With a score of 26, India falls into the category of a conservative society. Hopelessness and negativity have been linked to low scores on this scale. It is also less important in a restrained culture to have a lot of free time and a lot of self-restraints in their materialistic desires. The United States is characterised as an Eudaimonism (68) society on the sixth dimension.

This is demonstrated by a normative score and the following contradictory attitudes and behaviours. Play hard and work hard at the same time. A greater prevalence of drug addiction in the US than in most other affluent countries persists despite decades of drug prohibition and enforcement. For a conservative nation, many people question the morality of numerous well-known Christian televangelists (Hofstede Dimension, 2022).

Possible Solutions

When India lowered its goods and services tax imposed on electric vehicles from 12 per cent to 5% in 2019, it did so far less than other automakers, who faced penalties of up to 28 per cent and were criticised by Toyota Motor Corp. When the FAME plan was first announced in 2015, the government has pledged Rs 900 crore in subsidies for everything from electrical rickshaws to buses (Anon, 2022). If customers want to buy a Tesla, they will not get much support from India’s FAME initiatives because the maximum subsidy amount for an EV is Rs 15 lakh. Tesla will be ineligible since they will price more than that. The typical price of a car in India is $10,000 or less, roughly 50% the price in China and 25% of the price in the US (Anon, 2022). This means that even Tesla’s entry-level model will only appeal to a minuscule 1% of the market. According to a Centre for Energy Finance report, the Indian EV market might be worth over $206 billion in the next decade, with an expenditure of more than $180 billion needed by 2030 to achieve that (Anon, 2022). The high level of brand recognition that Tesla enjoys among India’s wealthy and environmentally sensitive population means that even a product with a modest percentage of the market might be profitable for the corporation. Luxury car sales in India are expected to expand at roughly 15% within the next 5 to 7 years, which is about twice the rate of the overall market growth. It will remain a niche product until a local production line is established (Anon, 2022).

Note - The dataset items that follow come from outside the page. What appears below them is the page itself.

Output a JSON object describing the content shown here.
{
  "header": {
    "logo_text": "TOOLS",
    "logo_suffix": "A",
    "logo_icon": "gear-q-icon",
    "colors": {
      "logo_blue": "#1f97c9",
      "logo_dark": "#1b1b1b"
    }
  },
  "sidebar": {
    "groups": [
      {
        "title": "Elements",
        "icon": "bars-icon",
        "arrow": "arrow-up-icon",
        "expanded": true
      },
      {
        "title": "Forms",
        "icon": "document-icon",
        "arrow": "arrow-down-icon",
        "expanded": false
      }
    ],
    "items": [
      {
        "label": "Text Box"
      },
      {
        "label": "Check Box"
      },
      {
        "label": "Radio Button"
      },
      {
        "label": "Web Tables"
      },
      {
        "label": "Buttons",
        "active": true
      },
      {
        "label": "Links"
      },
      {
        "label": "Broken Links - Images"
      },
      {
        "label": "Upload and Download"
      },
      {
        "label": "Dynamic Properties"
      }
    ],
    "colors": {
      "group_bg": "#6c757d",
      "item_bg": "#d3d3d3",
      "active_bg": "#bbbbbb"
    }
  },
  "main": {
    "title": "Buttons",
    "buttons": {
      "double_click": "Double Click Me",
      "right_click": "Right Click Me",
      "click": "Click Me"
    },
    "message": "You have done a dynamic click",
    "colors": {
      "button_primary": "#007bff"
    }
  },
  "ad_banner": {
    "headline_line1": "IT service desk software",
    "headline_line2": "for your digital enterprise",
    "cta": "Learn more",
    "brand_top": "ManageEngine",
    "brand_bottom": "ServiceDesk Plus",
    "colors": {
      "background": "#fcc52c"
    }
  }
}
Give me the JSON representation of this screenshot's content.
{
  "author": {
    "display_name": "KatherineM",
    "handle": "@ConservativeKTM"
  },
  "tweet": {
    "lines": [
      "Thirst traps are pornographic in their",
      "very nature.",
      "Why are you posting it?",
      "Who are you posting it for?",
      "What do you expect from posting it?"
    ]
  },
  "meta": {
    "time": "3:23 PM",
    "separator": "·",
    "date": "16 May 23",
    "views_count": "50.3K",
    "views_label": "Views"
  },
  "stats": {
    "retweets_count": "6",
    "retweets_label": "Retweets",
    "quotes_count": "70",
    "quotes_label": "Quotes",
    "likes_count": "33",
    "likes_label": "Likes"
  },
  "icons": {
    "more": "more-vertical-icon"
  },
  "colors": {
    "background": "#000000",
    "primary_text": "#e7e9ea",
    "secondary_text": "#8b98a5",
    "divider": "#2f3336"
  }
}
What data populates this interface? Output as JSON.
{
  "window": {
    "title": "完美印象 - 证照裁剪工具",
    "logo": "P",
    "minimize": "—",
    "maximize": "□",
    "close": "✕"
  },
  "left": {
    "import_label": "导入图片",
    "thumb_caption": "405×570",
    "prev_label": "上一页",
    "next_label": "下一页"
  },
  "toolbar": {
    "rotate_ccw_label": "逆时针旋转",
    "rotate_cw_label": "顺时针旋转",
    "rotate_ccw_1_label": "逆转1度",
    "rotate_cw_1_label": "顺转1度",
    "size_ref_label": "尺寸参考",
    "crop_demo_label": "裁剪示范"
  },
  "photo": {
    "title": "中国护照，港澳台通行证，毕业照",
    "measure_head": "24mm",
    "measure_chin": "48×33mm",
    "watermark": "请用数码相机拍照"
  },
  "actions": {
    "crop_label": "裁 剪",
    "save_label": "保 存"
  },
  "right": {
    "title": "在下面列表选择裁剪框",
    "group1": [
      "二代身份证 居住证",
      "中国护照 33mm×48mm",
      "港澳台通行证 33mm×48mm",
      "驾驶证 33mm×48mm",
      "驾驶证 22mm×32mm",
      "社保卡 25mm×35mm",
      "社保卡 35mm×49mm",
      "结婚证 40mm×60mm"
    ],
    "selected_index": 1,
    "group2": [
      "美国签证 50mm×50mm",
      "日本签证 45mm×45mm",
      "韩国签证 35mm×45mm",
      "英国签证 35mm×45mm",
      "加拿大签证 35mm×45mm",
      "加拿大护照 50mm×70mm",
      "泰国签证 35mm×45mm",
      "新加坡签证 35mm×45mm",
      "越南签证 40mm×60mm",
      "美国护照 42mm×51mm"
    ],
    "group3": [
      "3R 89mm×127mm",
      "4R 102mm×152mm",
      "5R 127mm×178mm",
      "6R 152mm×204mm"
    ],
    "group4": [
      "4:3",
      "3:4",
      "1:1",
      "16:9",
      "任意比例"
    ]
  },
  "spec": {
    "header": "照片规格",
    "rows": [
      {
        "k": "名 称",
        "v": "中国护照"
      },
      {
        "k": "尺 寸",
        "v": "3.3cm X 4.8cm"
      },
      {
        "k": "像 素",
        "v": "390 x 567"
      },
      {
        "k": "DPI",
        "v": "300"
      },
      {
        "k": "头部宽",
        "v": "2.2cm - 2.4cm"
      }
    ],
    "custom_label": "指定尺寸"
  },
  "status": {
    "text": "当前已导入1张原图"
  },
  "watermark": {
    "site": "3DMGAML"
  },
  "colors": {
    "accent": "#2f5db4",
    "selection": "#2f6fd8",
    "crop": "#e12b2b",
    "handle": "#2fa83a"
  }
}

When Tesla opens its licencing facility in Bangalore and enters the Indian market, it will draw in the 1% of people prepared to pay for the luxury. A 1% share of India’s population would be a great incentive to expand and improve in a highly competitive Indian market. Finally, an organisation’s culture can help it remain competitive in an ever-changing business market. To create a significant impact culture, Tesla must have a high level of trust among its employees and top management (Jun Hao & Yazdanifard, 2015). Tesla needs a culture that is receptive to change to stay competitive in an ever-changing business environment.

Conclusion

In general, the company’s intended plan to establish a subsidiary in Bangalore, India, will benefit from reaching out to a diverse consumer base. Additionally, by utilising licencing as a means of internationalisation, as indicated by the international model, the corporation will develop through the use of power and control. As of now, the electric vehicle segment in India is growing steadily, with a potential market required to be penetrated. Overall, Tesla should establish a subsidiary in Bangalore because of the city’s favourable political and economic climate and its favourable business environment and future growth prospects.